Though the idea that psychiatric diagnoses are culturally informed constructs may seem like a no-brainer to those who recognize that more than just biological processes play a role in mental disorders/distress, the professional application of this idea -- which should include recognizing our assumptions, large and small, questioning our assumptions, allowing ourselves to let go, at least in part, of our deeply ingrained perspective (based on life experiences, education, and field training) in order to understand and appreciate the perspective of another -- can be an overwhelming, daunting, and fundamentally disorienting task.
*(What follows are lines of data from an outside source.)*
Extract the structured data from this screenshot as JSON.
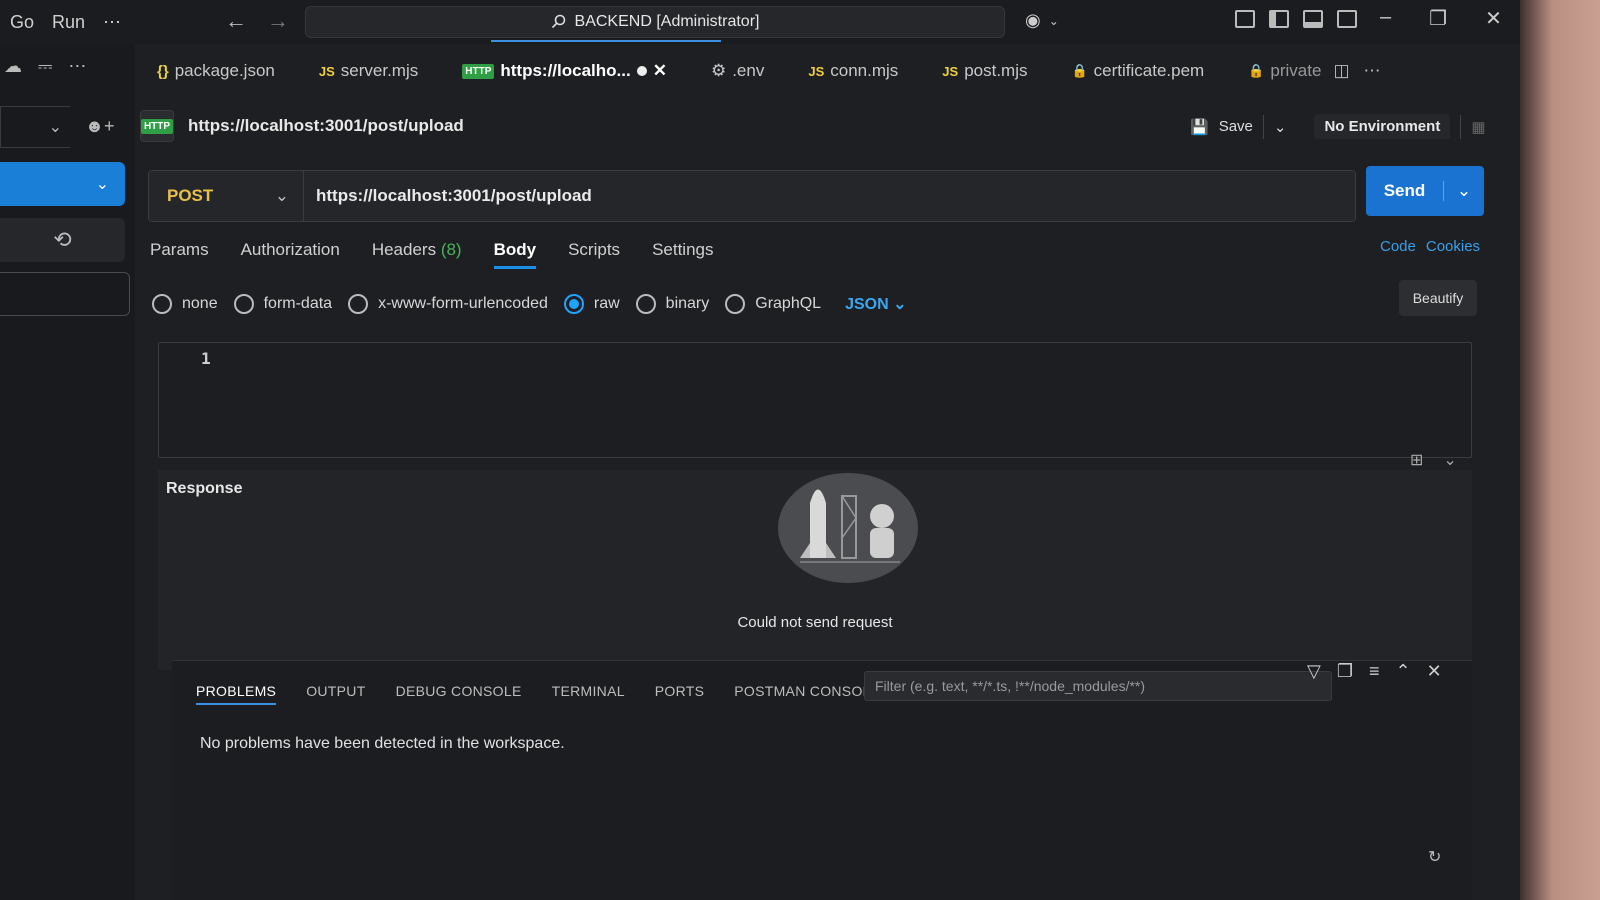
{
  "menu": [
    "Go",
    "Run",
    "⋯"
  ],
  "command_center": "BACKEND [Administrator]",
  "tabs": [
    {
      "badge": "{}",
      "label": "package.json",
      "type": "json"
    },
    {
      "badge": "JS",
      "label": "server.mjs",
      "type": "js"
    },
    {
      "badge": "HTTP",
      "label": "https://localho...",
      "type": "http",
      "active": true,
      "dirty": true
    },
    {
      "badge": "⚙",
      "label": ".env",
      "type": "env"
    },
    {
      "badge": "JS",
      "label": "conn.mjs",
      "type": "js"
    },
    {
      "badge": "JS",
      "label": "post.mjs",
      "type": "js"
    },
    {
      "badge": "🔒",
      "label": "certificate.pem",
      "type": "lock"
    },
    {
      "badge": "🔒",
      "label": "private",
      "type": "lock"
    }
  ],
  "request": {
    "title": "https://localhost:3001/post/upload",
    "save_label": "Save",
    "environment": "No Environment",
    "method": "POST",
    "url": "https://localhost:3001/post/upload",
    "send_label": "Send"
  },
  "request_tabs": {
    "params": "Params",
    "authorization": "Authorization",
    "headers": "Headers",
    "headers_count": "(8)",
    "body": "Body",
    "scripts": "Scripts",
    "settings": "Settings"
  },
  "links": {
    "code": "Code",
    "cookies": "Cookies"
  },
  "body_options": {
    "none": "none",
    "form_data": "form-data",
    "urlencoded": "x-www-form-urlencoded",
    "raw": "raw",
    "binary": "binary",
    "graphql": "GraphQL",
    "format": "JSON",
    "selected": "raw"
  },
  "beautify_label": "Beautify",
  "editor": {
    "line_number": "1"
  },
  "response": {
    "title": "Response",
    "message": "Could not send request"
  },
  "panel": {
    "tabs": [
      "PROBLEMS",
      "OUTPUT",
      "DEBUG CONSOLE",
      "TERMINAL",
      "PORTS",
      "POSTMAN CONSOLE"
    ],
    "active_tab": "PROBLEMS",
    "filter_placeholder": "Filter (e.g. text, **/*.ts, !**/node_modules/**)",
    "message": "No problems have been detected in the workspace."
  },
  "colors": {
    "accent": "#1a73d1",
    "method": "#e7c04a",
    "headers_count": "#49b35a"
  }
}
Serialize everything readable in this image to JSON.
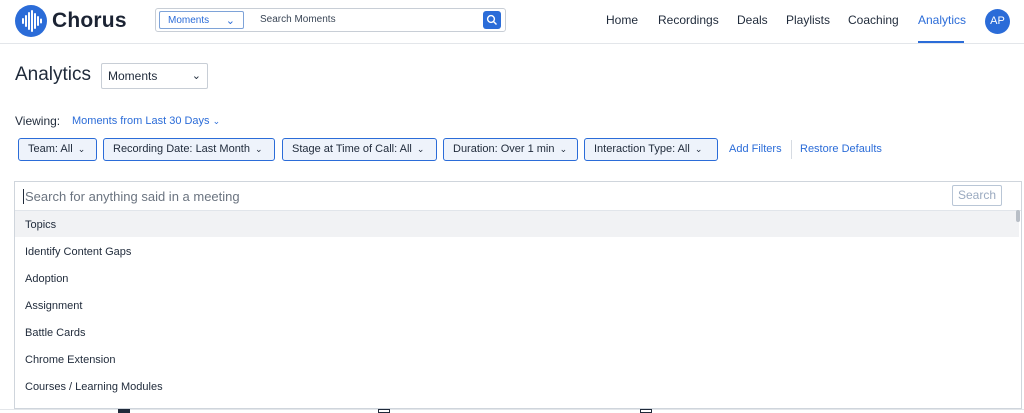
{
  "brand": {
    "name": "Chorus",
    "color": "#2b6cd8"
  },
  "topbar": {
    "search": {
      "scope": "Moments",
      "placeholder": "Search Moments"
    },
    "nav": [
      {
        "label": "Home"
      },
      {
        "label": "Recordings"
      },
      {
        "label": "Deals"
      },
      {
        "label": "Playlists"
      },
      {
        "label": "Coaching"
      },
      {
        "label": "Analytics",
        "active": true
      }
    ],
    "avatar_initials": "AP"
  },
  "page": {
    "title": "Analytics",
    "view_select": "Moments",
    "viewing_label": "Viewing:",
    "viewing_value": "Moments from Last 30 Days"
  },
  "filters": [
    {
      "label": "Team:",
      "value": "All"
    },
    {
      "label": "Recording Date:",
      "value": "Last Month"
    },
    {
      "label": "Stage at Time of Call:",
      "value": "All"
    },
    {
      "label": "Duration:",
      "value": "Over 1 min"
    },
    {
      "label": "Interaction Type:",
      "value": "All"
    }
  ],
  "filter_links": {
    "add": "Add Filters",
    "restore": "Restore Defaults"
  },
  "dropdown": {
    "placeholder": "Search for anything said in a meeting",
    "search_button": "Search",
    "options": [
      "Topics",
      "Identify Content Gaps",
      "Adoption",
      "Assignment",
      "Battle Cards",
      "Chrome Extension",
      "Courses / Learning Modules"
    ]
  }
}
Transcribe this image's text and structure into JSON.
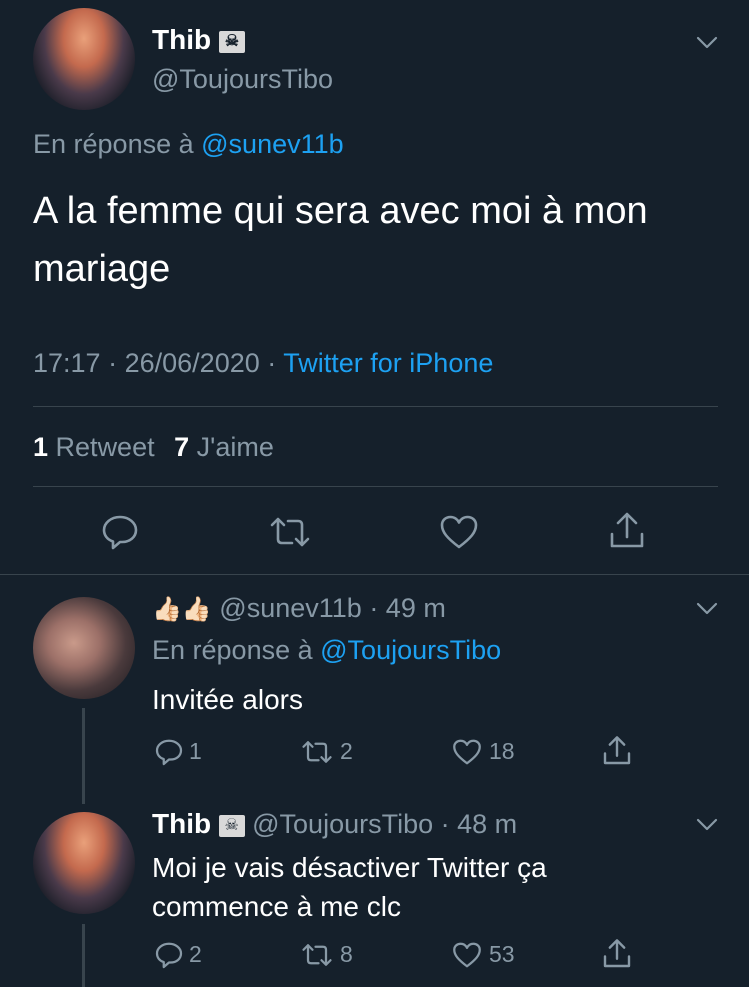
{
  "main_tweet": {
    "author_name": "Thib",
    "author_flag": "☠",
    "handle": "@ToujoursTibo",
    "reply_prefix": "En réponse à",
    "reply_to": "@sunev11b",
    "text_line1": "A la femme qui sera avec moi à mon",
    "text_line2": "mariage",
    "time": "17:17",
    "date_sep": "·",
    "date": "26/06/2020",
    "source_sep": "·",
    "source": "Twitter for iPhone",
    "retweets_count": "1",
    "retweets_label": "Retweet",
    "likes_count": "7",
    "likes_label": "J'aime"
  },
  "reply1": {
    "emoji": "👍🏻👍🏻",
    "handle": "@sunev11b",
    "time": "· 49 m",
    "reply_prefix": "En réponse à",
    "reply_to": "@ToujoursTibo",
    "text": "Invitée alors",
    "replies": "1",
    "retweets": "2",
    "likes": "18"
  },
  "reply2": {
    "author_name": "Thib",
    "author_flag": "☠",
    "handle": "@ToujoursTibo",
    "time": "· 48 m",
    "text_line1": "Moi je vais désactiver Twitter ça",
    "text_line2": "commence à me clc",
    "replies": "2",
    "retweets": "8",
    "likes": "53"
  },
  "icons": {
    "reply": "reply-icon",
    "retweet": "retweet-icon",
    "like": "heart-icon",
    "share": "share-icon",
    "more": "chevron-down-icon"
  },
  "colors": {
    "background": "#15202b",
    "text": "#ffffff",
    "secondary": "#8899a6",
    "link": "#1da1f2",
    "divider": "#38444d"
  }
}
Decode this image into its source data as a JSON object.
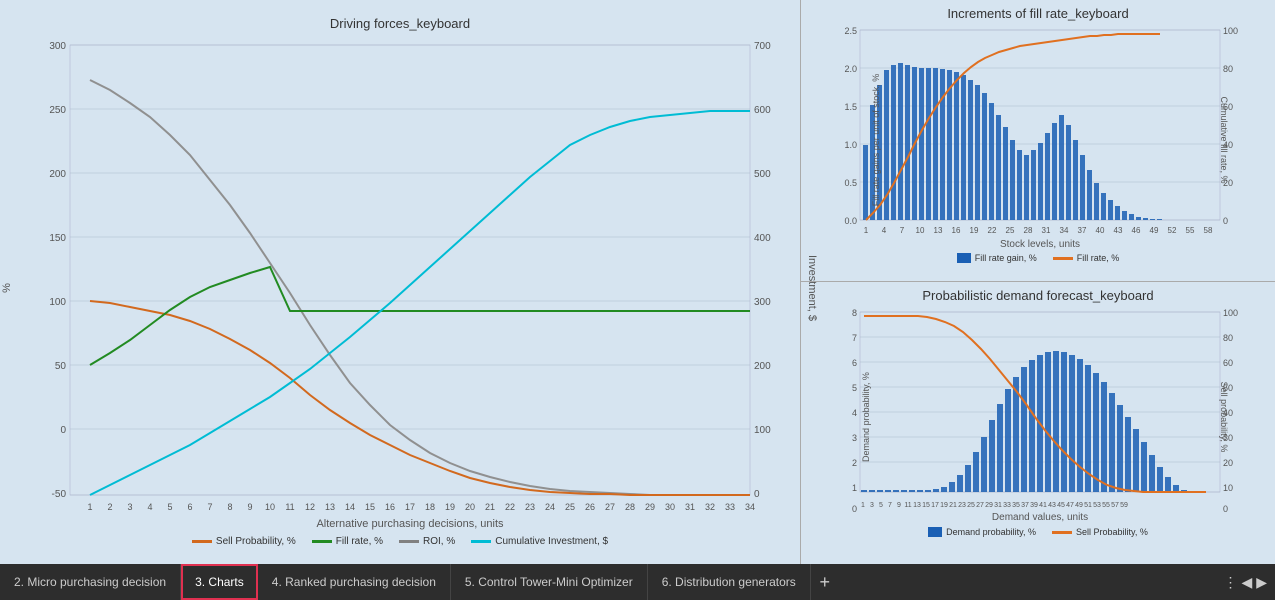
{
  "title_left": "Driving forces_keyboard",
  "title_right_top": "Increments of fill rate_keyboard",
  "title_right_bottom": "Probabilistic demand forecast_keyboard",
  "left_chart": {
    "x_label": "Alternative purchasing decisions, units",
    "y_label_left": "%",
    "y_label_right": "Investment, $",
    "y_left_ticks": [
      "300",
      "250",
      "200",
      "150",
      "100",
      "50",
      "0",
      "-50"
    ],
    "y_right_ticks": [
      "700",
      "600",
      "500",
      "400",
      "300",
      "200",
      "100",
      "0"
    ],
    "x_ticks": [
      "1",
      "2",
      "3",
      "4",
      "5",
      "6",
      "7",
      "8",
      "9",
      "10",
      "11",
      "12",
      "13",
      "14",
      "15",
      "16",
      "17",
      "18",
      "19",
      "20",
      "21",
      "22",
      "23",
      "24",
      "25",
      "26",
      "27",
      "28",
      "29",
      "30",
      "31",
      "32",
      "33",
      "34"
    ],
    "legend": [
      {
        "label": "Sell Probability, %",
        "color": "#d2691e",
        "type": "line"
      },
      {
        "label": "Fill rate, %",
        "color": "#228b22",
        "type": "line"
      },
      {
        "label": "ROI, %",
        "color": "#808080",
        "type": "line"
      },
      {
        "label": "Cumulative Investment, $",
        "color": "#00bcd4",
        "type": "line"
      }
    ]
  },
  "right_top_chart": {
    "x_label": "Stock levels, units",
    "y_label_left": "Fill rate gains per unit of stock, %",
    "y_label_right": "Cumulative fill rate, %",
    "legend": [
      {
        "label": "Fill rate gain, %",
        "color": "#1a5fb4",
        "type": "bar"
      },
      {
        "label": "Fill rate, %",
        "color": "#e07020",
        "type": "line"
      }
    ]
  },
  "right_bottom_chart": {
    "x_label": "Demand values, units",
    "y_label_left": "Demand probability, %",
    "y_label_right": "Sell probability, %",
    "legend": [
      {
        "label": "Demand probability, %",
        "color": "#1a5fb4",
        "type": "bar"
      },
      {
        "label": "Sell Probability, %",
        "color": "#e07020",
        "type": "line"
      }
    ]
  },
  "tabs": [
    {
      "label": "2. Micro purchasing decision",
      "active": false
    },
    {
      "label": "3. Charts",
      "active": true
    },
    {
      "label": "4. Ranked purchasing decision",
      "active": false
    },
    {
      "label": "5. Control Tower-Mini Optimizer",
      "active": false
    },
    {
      "label": "6. Distribution generators",
      "active": false
    }
  ],
  "tab_add_icon": "+",
  "nav_icons": [
    "⋮",
    "◀",
    "▶"
  ]
}
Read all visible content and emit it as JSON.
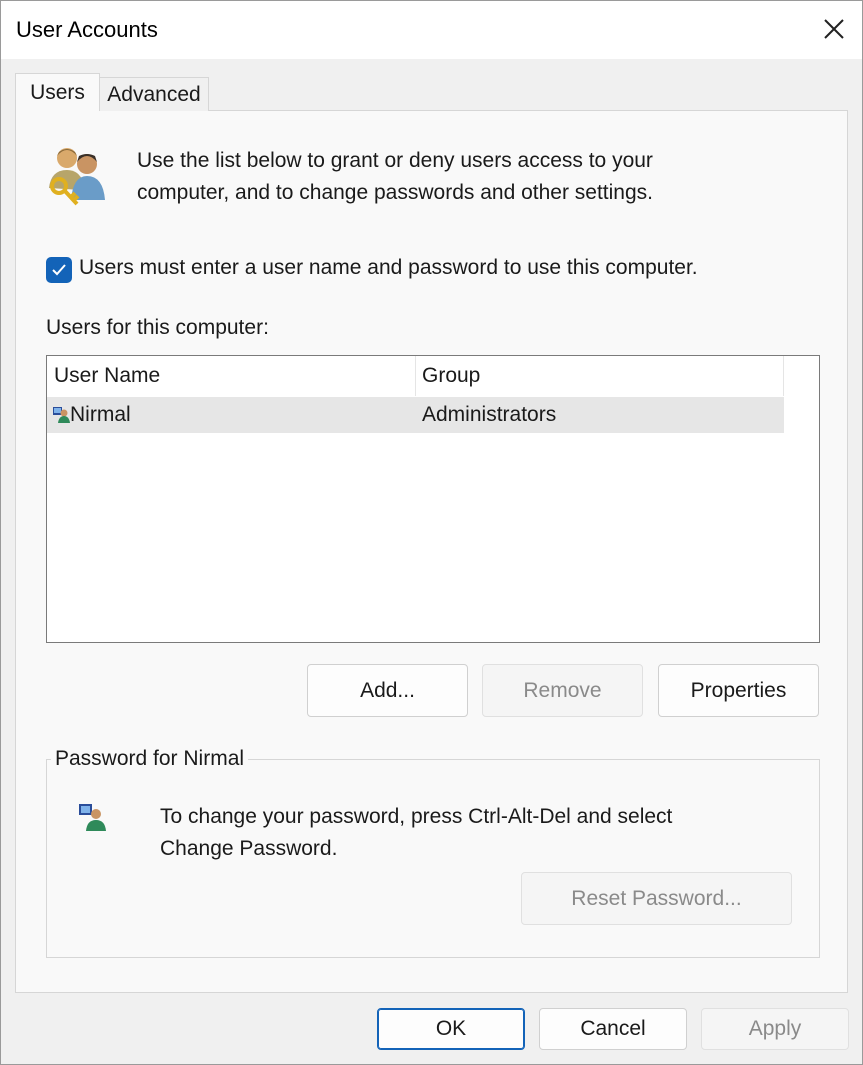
{
  "window": {
    "title": "User Accounts"
  },
  "tabs": [
    {
      "label": "Users",
      "active": true
    },
    {
      "label": "Advanced",
      "active": false
    }
  ],
  "intro": {
    "icon": "users-keys-icon",
    "line1": "Use the list below to grant or deny users access to your",
    "line2": "computer, and to change passwords and other settings."
  },
  "require_login": {
    "checked": true,
    "label": "Users must enter a user name and password to use this computer."
  },
  "users_list": {
    "label": "Users for this computer:",
    "columns": [
      "User Name",
      "Group"
    ],
    "rows": [
      {
        "name": "Nirmal",
        "group": "Administrators",
        "icon": "user-icon",
        "selected": true
      }
    ]
  },
  "list_buttons": {
    "add": "Add...",
    "remove": "Remove",
    "properties": "Properties"
  },
  "password_group": {
    "title": "Password for Nirmal",
    "line1": "To change your password, press Ctrl-Alt-Del and select",
    "line2": "Change Password.",
    "reset_button": "Reset Password..."
  },
  "footer": {
    "ok": "OK",
    "cancel": "Cancel",
    "apply": "Apply"
  },
  "colors": {
    "accent": "#1363b8",
    "selection": "#e6e6e6"
  }
}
As is often the case, I think, with many issues related to cultural awareness and sensitivity, the awareness of the need for sensitivity can be mistaken for the actual ability to work in ways that are truly culturally sensitive. The ability to approach a cross-cultural clinical relationship with a cross-cultural perspective, however, is an essential component of responsible clinical work.
To quote Kleinman:
"Cross-cultural comparison, appropriately applied, can challenge the hubris in bureaucratically motivated attempts to medicalize the human condition. It can make us sensitive to the potential abuses of psychiatric labels. It encourages humility in the face of alternative cultural formulations of the same problems, which are viewed not as evidence of the ignorance of laymen, but as distinctive modes of thinking about life's troubles...There is, thank goodness, an obdurate grain of humanness in all patients that resists diagnostic pigeonholing. Most experienced psychiatrists learn to struggle to translate diagnostic categories into human terms so that they do not dehumanize their patients or themselves. Yet, the potential for failure in this core clinical skill is built into the very structure of diagnostic systems. An anthropological sensibility regarding the cultural assumptions and social uses of the diagnostic process can be an effective check on its potential misuses and abuses. Irony, paradox, ambiguity, drama, tragedy, humor -- these are the elemental conditions of humanity that should humble even master diagnosticians" (Kleinman, 1988, p. 17).